# Predict Directive

## Underlying Principles

Our approach to prediction is a generalisation of that of Lane and Nelder (1982) who consider fixed effects models. They form fitted values for all combinations of the explanatory variables in the model, then take marginal means across the explanatory variables not relevent to the current prediction. Our case is more general in that random effects can be fitted in our (mixed) models. A full description can be found in Gilmour et al. (2004) and Welham et al. (2004).

Random factor terms may contribute to predictions in several ways. They may be evaluated at values specified by the user, they may be averaged over, or they may be omitted from the fitted values used to form the prediction. Averaging over the set of random effects gives a prediction specific to the random effects observed. We call this a `conditional' prediction. Omitting the term from the model produces a prediction at the population average (zero), that is, substituting the assumed population mean for an unknown random effect. We call this a `marginal' prediction. Note that in any prediction, some terms may be evaluated as conditional and others at marginal values, depending on the aim of prediction.
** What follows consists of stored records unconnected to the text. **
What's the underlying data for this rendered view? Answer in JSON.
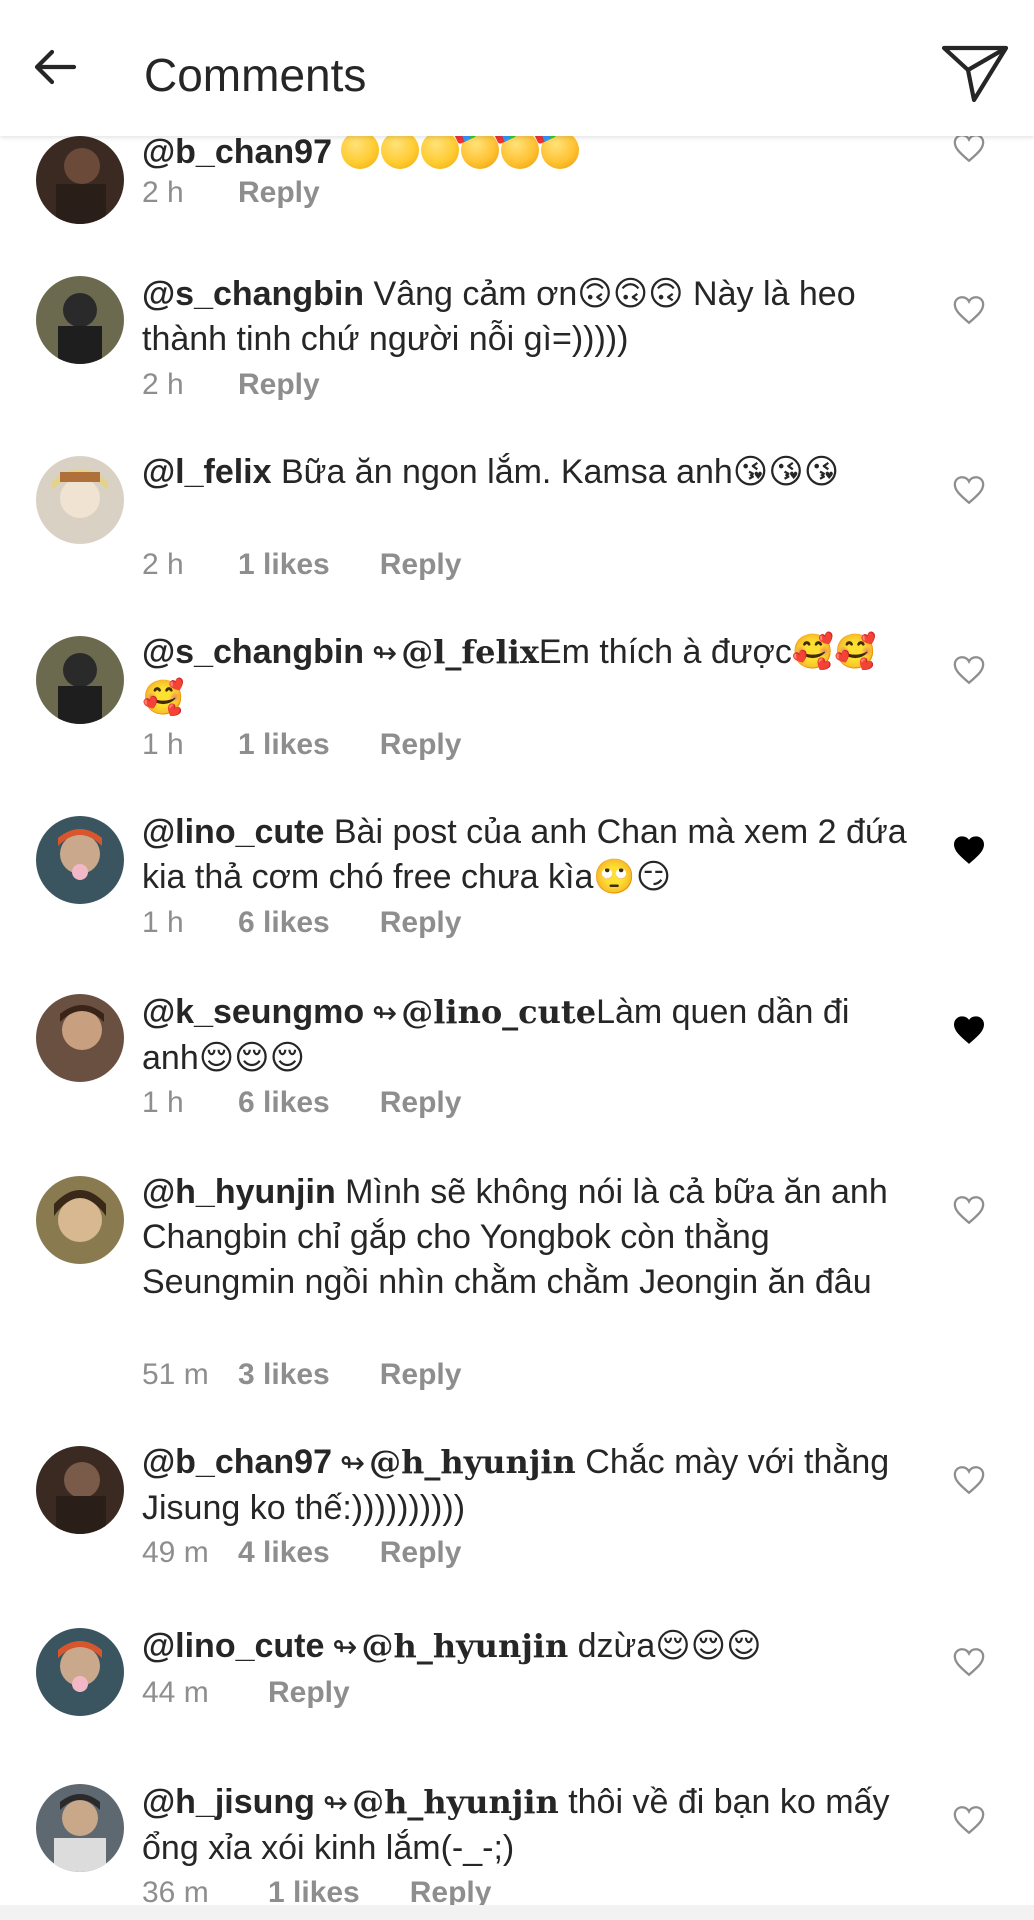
{
  "header": {
    "title": "Comments",
    "back_icon": "arrow-left-icon",
    "send_icon": "paper-plane-icon"
  },
  "colors": {
    "text": "#262626",
    "meta": "#8e8e8e",
    "heart_outline": "#8e8e8e",
    "heart_filled": "#000000",
    "emoji": "#ffcc33"
  },
  "comments": [
    {
      "username": "@b_chan97",
      "reply_to": "",
      "text": "",
      "emojis": [
        "yum",
        "yum",
        "smile",
        "party",
        "party",
        "party"
      ],
      "time": "2 h",
      "likes": "",
      "reply_label": "Reply",
      "liked": false
    },
    {
      "username": "@s_changbin",
      "reply_to": "",
      "text": "Vâng cảm ơn🙃🙃🙃 Này là heo thành tinh chứ người nỗi gì=)))))",
      "time": "2 h",
      "likes": "",
      "reply_label": "Reply",
      "liked": false
    },
    {
      "username": "@l_felix",
      "reply_to": "",
      "text": "Bữa ăn ngon lắm. Kamsa anh😘😘😘",
      "time": "2 h",
      "likes": "1 likes",
      "reply_label": "Reply",
      "liked": false
    },
    {
      "username": "@s_changbin",
      "reply_to": "@l_felix",
      "text": "Em thích à được🥰🥰🥰",
      "time": "1 h",
      "likes": "1 likes",
      "reply_label": "Reply",
      "liked": false
    },
    {
      "username": "@lino_cute",
      "reply_to": "",
      "text": "Bài post của anh Chan mà xem 2 đứa kia thả cơm chó free chưa kìa🙄😏",
      "time": "1 h",
      "likes": "6 likes",
      "reply_label": "Reply",
      "liked": true
    },
    {
      "username": "@k_seungmo",
      "reply_to": "@lino_cute",
      "text": "Làm quen dần đi anh😌😌😌",
      "time": "1 h",
      "likes": "6 likes",
      "reply_label": "Reply",
      "liked": true
    },
    {
      "username": "@h_hyunjin",
      "reply_to": "",
      "text": "Mình sẽ không nói là cả bữa ăn anh Changbin chỉ gắp cho Yongbok còn thằng Seungmin ngồi nhìn chằm chằm Jeongin ăn đâu",
      "time": "51 m",
      "likes": "3 likes",
      "reply_label": "Reply",
      "liked": false
    },
    {
      "username": "@b_chan97",
      "reply_to": "@h_hyunjin",
      "text": " Chắc mày với thằng Jisung ko thế:))))))))))",
      "time": "49 m",
      "likes": "4 likes",
      "reply_label": "Reply",
      "liked": false
    },
    {
      "username": "@lino_cute",
      "reply_to": "@h_hyunjin",
      "text": " dzừa😌😌😌",
      "time": "44 m",
      "likes": "",
      "reply_label": "Reply",
      "liked": false
    },
    {
      "username": "@h_jisung",
      "reply_to": "@h_hyunjin",
      "text": " thôi về đi bạn ko mấy ổng xỉa xói kinh lắm(-_-;)",
      "time": "36 m",
      "likes": "1 likes",
      "reply_label": "Reply",
      "liked": false
    }
  ]
}
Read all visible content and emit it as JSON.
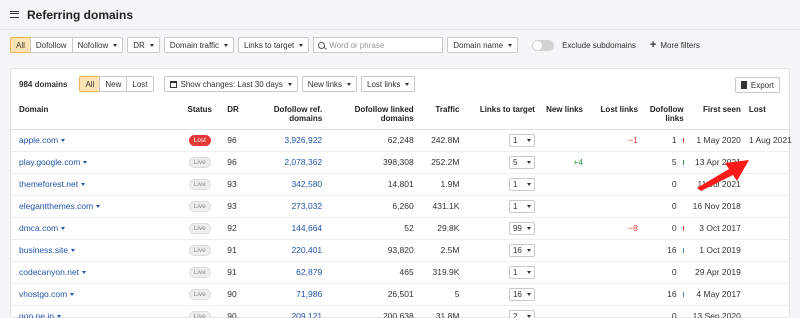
{
  "page": {
    "title": "Referring domains"
  },
  "filters": {
    "mode": [
      "All",
      "Dofollow",
      "Nofollow"
    ],
    "dr_label": "DR",
    "domain_traffic_label": "Domain traffic",
    "links_to_target_label": "Links to target",
    "search_placeholder": "Word or phrase",
    "search_scope": "Domain name",
    "exclude_subdomains_label": "Exclude subdomains",
    "more_filters_label": "More filters"
  },
  "toolbar": {
    "count": "984 domains",
    "tabs": [
      "All",
      "New",
      "Lost"
    ],
    "show_changes": "Show changes: Last 30 days",
    "new_links": "New links",
    "lost_links": "Lost links",
    "export": "Export"
  },
  "table": {
    "headers": [
      "Domain",
      "Status",
      "DR",
      "Dofollow ref. domains",
      "Dofollow linked domains",
      "Traffic",
      "Links to target",
      "New links",
      "Lost links",
      "Dofollow links",
      "First seen",
      "Lost"
    ],
    "rows": [
      {
        "domain": "apple.com",
        "status": "Lost",
        "dr": "96",
        "ref": "3,926,922",
        "linked": "62,248",
        "traffic": "242.8M",
        "links": "1",
        "new": "",
        "lost": "−1",
        "dofollow": "1",
        "first": "1 May 2020",
        "lost_date": "1 Aug 2021"
      },
      {
        "domain": "play.google.com",
        "status": "Live",
        "dr": "96",
        "ref": "2,078,362",
        "linked": "398,308",
        "traffic": "252.2M",
        "links": "5",
        "new": "+4",
        "lost": "",
        "dofollow": "5",
        "first": "13 Apr 2021",
        "lost_date": ""
      },
      {
        "domain": "themeforest.net",
        "status": "Live",
        "dr": "93",
        "ref": "342,580",
        "linked": "14,801",
        "traffic": "1.9M",
        "links": "1",
        "new": "",
        "lost": "",
        "dofollow": "0",
        "first": "11 Jul 2021",
        "lost_date": ""
      },
      {
        "domain": "elegantthemes.com",
        "status": "Live",
        "dr": "93",
        "ref": "273,032",
        "linked": "6,260",
        "traffic": "431.1K",
        "links": "1",
        "new": "",
        "lost": "",
        "dofollow": "0",
        "first": "16 Nov 2018",
        "lost_date": ""
      },
      {
        "domain": "dmca.com",
        "status": "Live",
        "dr": "92",
        "ref": "144,664",
        "linked": "52",
        "traffic": "29.8K",
        "links": "99",
        "new": "",
        "lost": "−8",
        "dofollow": "0",
        "first": "3 Oct 2017",
        "lost_date": ""
      },
      {
        "domain": "business.site",
        "status": "Live",
        "dr": "91",
        "ref": "220,401",
        "linked": "93,820",
        "traffic": "2.5M",
        "links": "16",
        "new": "",
        "lost": "",
        "dofollow": "16",
        "first": "1 Oct 2019",
        "lost_date": ""
      },
      {
        "domain": "codecanyon.net",
        "status": "Live",
        "dr": "91",
        "ref": "62,879",
        "linked": "465",
        "traffic": "319.9K",
        "links": "1",
        "new": "",
        "lost": "",
        "dofollow": "0",
        "first": "29 Apr 2019",
        "lost_date": ""
      },
      {
        "domain": "vhostgo.com",
        "status": "Live",
        "dr": "90",
        "ref": "71,986",
        "linked": "26,501",
        "traffic": "5",
        "links": "16",
        "new": "",
        "lost": "",
        "dofollow": "16",
        "first": "4 May 2017",
        "lost_date": ""
      },
      {
        "domain": "goo.ne.jp",
        "status": "Live",
        "dr": "90",
        "ref": "209,121",
        "linked": "200,638",
        "traffic": "31.8M",
        "links": "2",
        "new": "",
        "lost": "",
        "dofollow": "0",
        "first": "13 Sep 2020",
        "lost_date": ""
      }
    ]
  },
  "colors": {
    "accent": "#ffe3b3",
    "link": "#2255aa",
    "lost": "#e53935",
    "arrow": "#ff1a1a"
  }
}
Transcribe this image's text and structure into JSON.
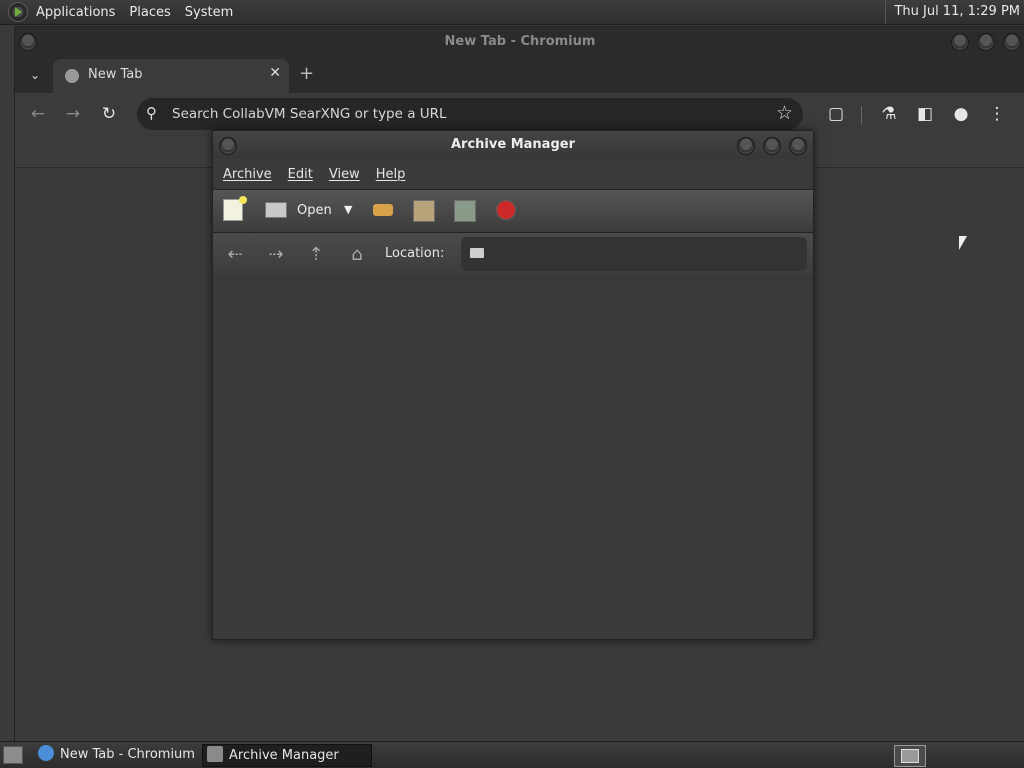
{
  "top_panel": {
    "menus": [
      "Applications",
      "Places",
      "System"
    ],
    "clock": "Thu Jul 11,  1:29 PM"
  },
  "chromium": {
    "window_title": "New Tab - Chromium",
    "tab_title": "New Tab",
    "omnibox_placeholder": "Search CollabVM SearXNG or type a URL"
  },
  "archive_manager": {
    "title": "Archive Manager",
    "menus": [
      "Archive",
      "Edit",
      "View",
      "Help"
    ],
    "toolbar": {
      "open_label": "Open"
    },
    "location_label": "Location:"
  },
  "taskbar": {
    "items": [
      "New Tab - Chromium",
      "Archive Manager"
    ]
  },
  "icons": {
    "chromium_nav": [
      "back-icon",
      "forward-icon",
      "reload-icon"
    ],
    "chromium_toolbar": [
      "extensions-icon",
      "labs-icon",
      "side-panel-icon",
      "profile-icon",
      "menu-icon"
    ],
    "archive_toolbar": [
      "new-archive-icon",
      "open-icon",
      "extract-icon",
      "add-files-icon",
      "add-folder-icon",
      "stop-icon"
    ],
    "archive_location": [
      "back-icon",
      "forward-icon",
      "up-icon",
      "home-icon",
      "folder-icon"
    ]
  },
  "colors": {
    "stop": "#cc2a2a",
    "extract": "#d8a24a",
    "background": "#3a3a3c"
  }
}
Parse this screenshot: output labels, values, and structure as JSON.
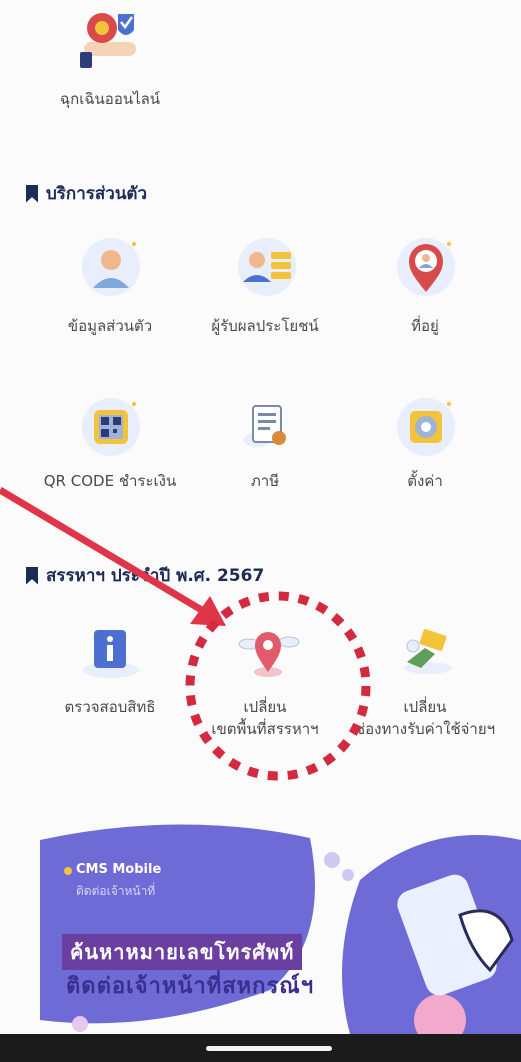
{
  "emergency": {
    "label": "ฉุกเฉินออนไลน์",
    "icon": "money-bag-shield-icon"
  },
  "personal": {
    "title": "บริการส่วนตัว",
    "items": [
      {
        "label": "ข้อมูลส่วนตัว",
        "icon": "person-profile-icon"
      },
      {
        "label": "ผู้รับผลประโยชน์",
        "icon": "beneficiary-list-icon"
      },
      {
        "label": "ที่อยู่",
        "icon": "location-person-icon"
      },
      {
        "label": "QR CODE ชำระเงิน",
        "icon": "qr-code-icon"
      },
      {
        "label": "ภาษี",
        "icon": "tax-document-icon"
      },
      {
        "label": "ตั้งค่า",
        "icon": "settings-icon"
      }
    ]
  },
  "welfare": {
    "title": "สรรหาฯ ประจำปี พ.ศ. 2567",
    "items": [
      {
        "label": "ตรวจสอบสิทธิ",
        "icon": "info-board-icon"
      },
      {
        "label_line1": "เปลี่ยน",
        "label_line2": "เขตพื้นที่สรรหาฯ",
        "icon": "map-pin-icon"
      },
      {
        "label_line1": "เปลี่ยน",
        "label_line2": "ช่องทางรับค่าใช้จ่ายฯ",
        "icon": "card-payment-icon"
      }
    ]
  },
  "banner": {
    "brand": "CMS Mobile",
    "brand_sub": "ติดต่อเจ้าหน้าที่",
    "headline": "ค้นหาหมายเลขโทรศัพท์",
    "subline": "ติดต่อเจ้าหน้าที่สหกรณ์ฯ"
  },
  "colors": {
    "accent": "#1f2a55",
    "arrow": "#e03448",
    "banner": "#6b3fa0"
  }
}
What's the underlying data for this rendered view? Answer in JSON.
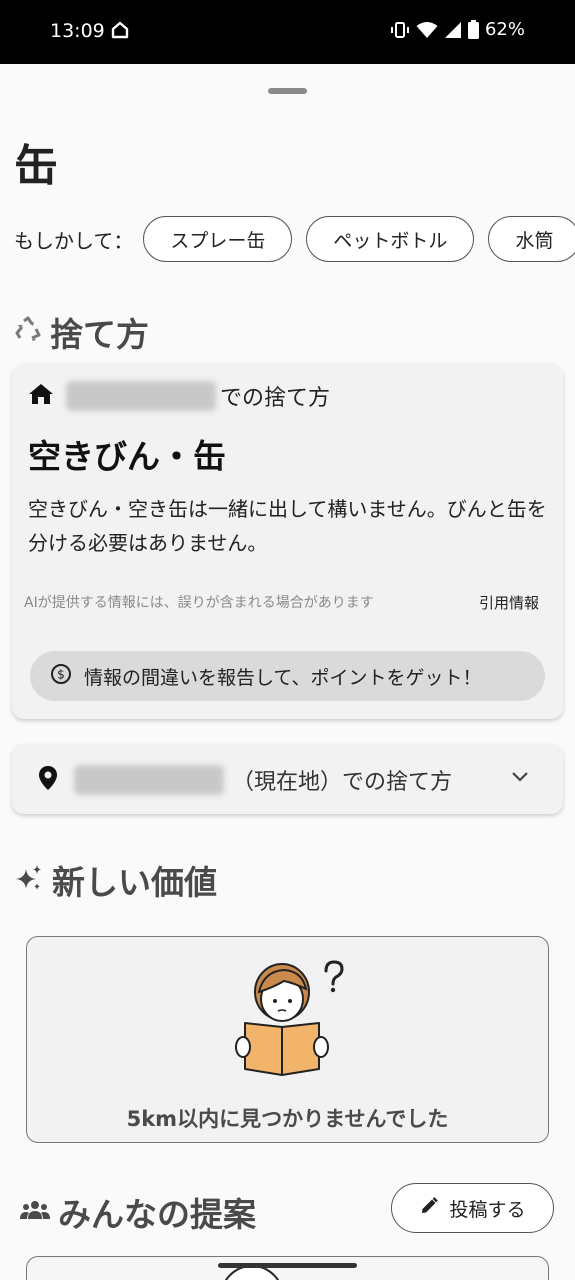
{
  "status_bar": {
    "time": "13:09",
    "battery": "62%",
    "icons": [
      "home-icon",
      "vibrate-icon",
      "wifi-icon",
      "signal-icon",
      "battery-icon"
    ]
  },
  "page": {
    "title": "缶"
  },
  "suggestions": {
    "label": "もしかして：",
    "chips": [
      "スプレー缶",
      "ペットボトル",
      "水筒"
    ]
  },
  "disposal_section": {
    "heading": "捨て方",
    "card": {
      "location_suffix": "での捨て方",
      "category": "空きびん・缶",
      "description": "空きびん・空き缶は一緒に出して構いません。びんと缶を分ける必要はありません。",
      "disclaimer": "AIが提供する情報には、誤りが含まれる場合があります",
      "citation_label": "引用情報",
      "report_button": "情報の間違いを報告して、ポイントをゲット！"
    },
    "current_location_card": {
      "suffix": "（現在地）での捨て方"
    }
  },
  "new_value_section": {
    "heading": "新しい価値",
    "empty_message": "5km以内に見つかりませんでした"
  },
  "proposals_section": {
    "heading": "みんなの提案",
    "post_button": "投稿する"
  },
  "colors": {
    "status_bar_bg": "#000000",
    "sheet_bg": "#fafafa",
    "card_bg": "#f2f2f2",
    "report_bg": "#dadada",
    "heading_gray": "#4a4a4a",
    "illustration_orange": "#f2b46a",
    "hair_brown": "#c98a4b"
  }
}
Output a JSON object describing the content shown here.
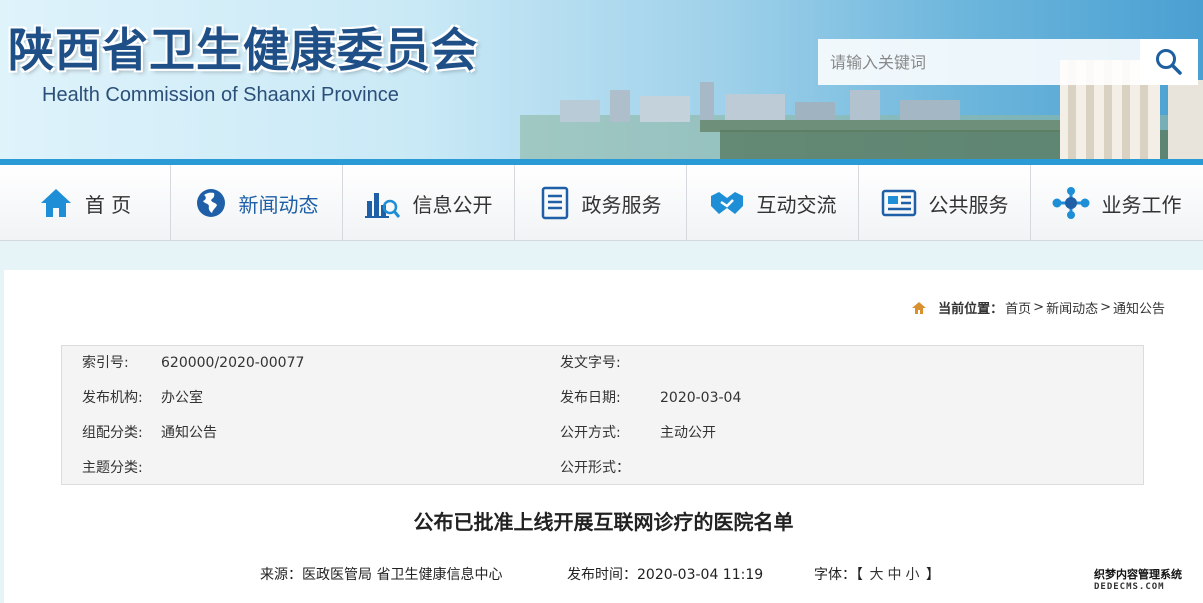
{
  "header": {
    "title_cn": "陕西省卫生健康委员会",
    "title_en": "Health Commission of Shaanxi Province",
    "search_placeholder": "请输入关键词"
  },
  "nav": {
    "items": [
      {
        "label": "首 页",
        "icon": "home-icon"
      },
      {
        "label": "新闻动态",
        "icon": "globe-icon"
      },
      {
        "label": "信息公开",
        "icon": "chart-search-icon"
      },
      {
        "label": "政务服务",
        "icon": "document-icon"
      },
      {
        "label": "互动交流",
        "icon": "handshake-icon"
      },
      {
        "label": "公共服务",
        "icon": "newspaper-icon"
      },
      {
        "label": "业务工作",
        "icon": "network-icon"
      }
    ],
    "active_color": "#1f5fa8"
  },
  "breadcrumb": {
    "prefix": "当前位置：",
    "home": "首页",
    "level1": "新闻动态",
    "level2": "通知公告",
    "sep": ">"
  },
  "meta": {
    "index_label": "索引号:",
    "index_value": "620000/2020-00077",
    "doc_no_label": "发文字号:",
    "doc_no_value": "",
    "org_label": "发布机构:",
    "org_value": "办公室",
    "date_label": "发布日期:",
    "date_value": "2020-03-04",
    "category_label": "组配分类:",
    "category_value": "通知公告",
    "open_label": "公开方式:",
    "open_value": "主动公开",
    "topic_label": "主题分类:",
    "topic_value": "",
    "form_label": "公开形式：",
    "form_value": ""
  },
  "article": {
    "title": "公布已批准上线开展互联网诊疗的医院名单",
    "source": "来源：医政医管局 省卫生健康信息中心",
    "publish_time": "发布时间：2020-03-04 11:19",
    "font_label": "字体：",
    "bracket_open": "【",
    "size_large": "大",
    "size_medium": "中",
    "size_small": "小",
    "bracket_close": "】"
  },
  "watermark": {
    "line1": "织梦内容管理系统",
    "line2": "DEDECMS.COM"
  }
}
For fixed factors there is no pre-defined population average, so there is no natural interpretation for a prediction derived by omitting a fixed term from the fitted values. Averages must therefore be taken over all the levels present to give a sample specific average, or prediction must be at specified levels.

For covariate terms (fixed or random) the associated effect represents the coefficient of a linear trend in the data with respect to the covariate values. These terms should be evaluated at a given value of the covariate, or averaged over several given values. Omission of a covariate from the predictive model is equivalent to predicting at a zero covariate value, which is often inappropriate.

Interaction terms constructed from factors generate an effect for each combination of the factor levels, and behave like single factor terms in prediction. Interactions constructed from covariates fit a linear trend for the product of the covariate values and behave like a single covariate term. An interaction of a factor and a covariate fits a linear trend for the covariate for each level of the factor. For both fixed and random terms, a value for the covariate must be given, but the factor may be evaluated at a given level, averaged over or (for random terms) omitted.

Before considering some examples in detail, it is useful to consider the conceptual steps involved in the prediction process. Given the explanatory variables used to define the linear (mixed) model, the four main steps are
• a: Choose the explanatory variable(s) and their respective value(s) for which predictions are required; the variables involved will be referred to as the classify set and together define the multiway table to be predicted.
• b: Determine which variables should be averaged over to form predictions. The values to be averaged over must also be defined for each variable; the variables involved will be referred to as the averaging set. The combination of the classify set with these averaging variables defines a multiway hyper-table. Note that variables evaluated at only one value, for example, a covariate at its mean value, can be formally introduced as part of the classifying or averaging set.
• c: Determine which terms from the linear mixed model are to be used in forming predictions for each cell in the multiway hyper-table in order to give appropriate conditional or marginal prediction.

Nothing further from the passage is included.